The operations required for fashioning cabochons include sawing, grinding or shaping, sanding, and polishing. If the rough material needs to be reduced in size, this initial step is usually accomplished with a diamond saw, a metal wheel charged with diamond dust. The "mud" saw, a metal which that utilizes silicon carbide as an abrasive, is seldom used. Thin diamond-charged bakelite or phosphor-bronze saws are often used for opal and other comparatively fragile materials. The shaping operation consists of grinding the sawed piece to the desired shape on silicon-carbide wheels of various grits under a constant stream of water, or on hard metal laps with silicon-carbide powder and water. Sanding is accomplished with hard wood wheels covered with coarse and fine-grit Carborundum paper. This operation, which usually requires the stone to be cemented to a dop stick, removes all scratches and does the final shaping. The stone is
then polished on hard felt, leather or cloth laps with tin oxide, cerium oxide, pumice, rouge or other polishing agents.

The faceting of transparent gem materials usually requires more planning and care than is necessary in fashioning opaque and translucent cabochon-cut stones. As motioned previously, proper orientation and attention to correct angles and proportions are important considerations. The roughing-out step is accomplished in much the same manner as with cabochon cuts. The table is usually roughed in first, after which a regular angle is formed around the crown and the girdle is set up. Then the pavilion is shaped in such a way that a fairly thick girdle is left to provide necessary material for placing and polishing the facets.

Faceting is accomplished with the jamb peg or with mechanical faceting heads. The jamb peg is an ingenious method of providing a rigid holder for the dop stick. Set perpendicularly to the horizontal lap is a board containing a number of indentations. The angle at which a facet is to be placed on a gemstone is controlled by the hole into which the pointed end of the dop stick is placed. By holding the end of the dop stick in one of the holes on the board to the lapidary can keep the cutting at a very definite angle, which can be duplicated on the other side of the stone.

A faceting head is a device that controls the angle of the dop stick to the lap and that is graduated so that the stone can be turned to polish any number of definite facets with the same angular relationship to the girdle.
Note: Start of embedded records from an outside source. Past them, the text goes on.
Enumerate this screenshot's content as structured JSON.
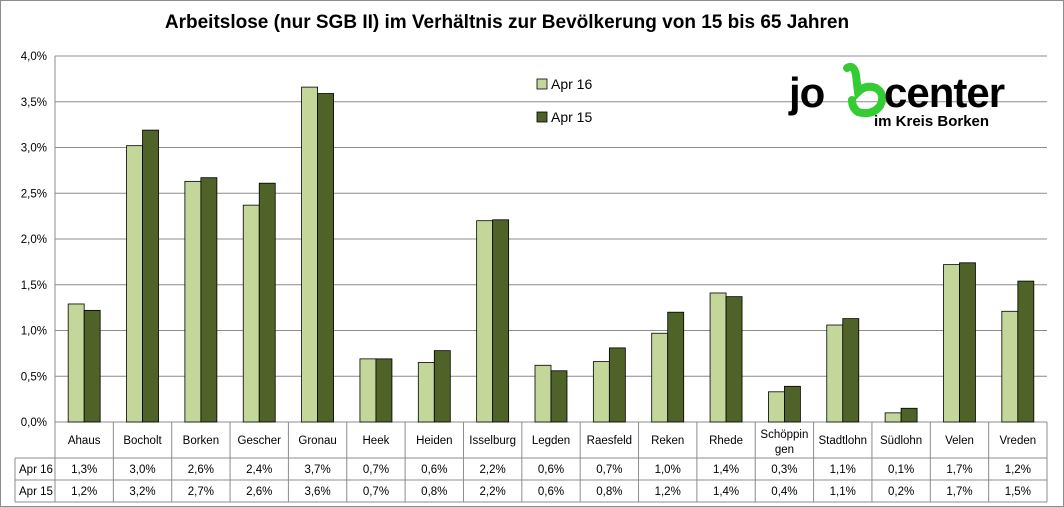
{
  "chart_data": {
    "type": "bar",
    "title": "Arbeitslose (nur SGB II) im Verhältnis zur Bevölkerung von 15 bis 65 Jahren",
    "categories": [
      "Ahaus",
      "Bocholt",
      "Borken",
      "Gescher",
      "Gronau",
      "Heek",
      "Heiden",
      "Isselburg",
      "Legden",
      "Raesfeld",
      "Reken",
      "Rhede",
      "Schöppin gen",
      "Stadtlohn",
      "Südlohn",
      "Velen",
      "Vreden"
    ],
    "series": [
      {
        "name": "Apr 16",
        "color": "#c4d79b",
        "values": [
          1.29,
          3.02,
          2.63,
          2.37,
          3.66,
          0.69,
          0.65,
          2.2,
          0.62,
          0.66,
          0.97,
          1.41,
          0.33,
          1.06,
          0.1,
          1.72,
          1.21
        ],
        "labels": [
          "1,3%",
          "3,0%",
          "2,6%",
          "2,4%",
          "3,7%",
          "0,7%",
          "0,6%",
          "2,2%",
          "0,6%",
          "0,7%",
          "1,0%",
          "1,4%",
          "0,3%",
          "1,1%",
          "0,1%",
          "1,7%",
          "1,2%"
        ]
      },
      {
        "name": "Apr 15",
        "color": "#4f6228",
        "values": [
          1.22,
          3.19,
          2.67,
          2.61,
          3.59,
          0.69,
          0.78,
          2.21,
          0.56,
          0.81,
          1.2,
          1.37,
          0.39,
          1.13,
          0.15,
          1.74,
          1.54
        ],
        "labels": [
          "1,2%",
          "3,2%",
          "2,7%",
          "2,6%",
          "3,6%",
          "0,7%",
          "0,8%",
          "2,2%",
          "0,6%",
          "0,8%",
          "1,2%",
          "1,4%",
          "0,4%",
          "1,1%",
          "0,2%",
          "1,7%",
          "1,5%"
        ]
      }
    ],
    "ylim": [
      0,
      4.0
    ],
    "yticks": [
      "0,0%",
      "0,5%",
      "1,0%",
      "1,5%",
      "2,0%",
      "2,5%",
      "3,0%",
      "3,5%",
      "4,0%"
    ],
    "grid": true,
    "legend_position": "top-center",
    "data_table": true
  },
  "logo": {
    "main": "jobcenter",
    "sub": "im Kreis Borken",
    "accent": "#33cc33"
  }
}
When the angle is set for one of the main-pavilion facets in a brilliant-cut stone, the faceting head can be left at the same angle while being turned through eight divisions in the 360° rotation. In other words 45°angles are marked on the holding device so that eight equally spaced facets can be placed. Most faceting devices can also be set to 16 fold symmetry.

The facets are usually cut on a horizontal cast-iron, copper or copper-alloy lap, using silicon carbide, boron carbide or diamond dust as the abrasive. After the crown facets are cut, they are usually polished while the stone is still cemented to the dop stick in its original position. A number of different polishing laps are used, including lead, tin, pewter, wood and pitch. Tin oxide, tripoli, pumice, rouge, chromic oxide, alumina, titanium oxide and cerium oxide are utilized for the polishing agents.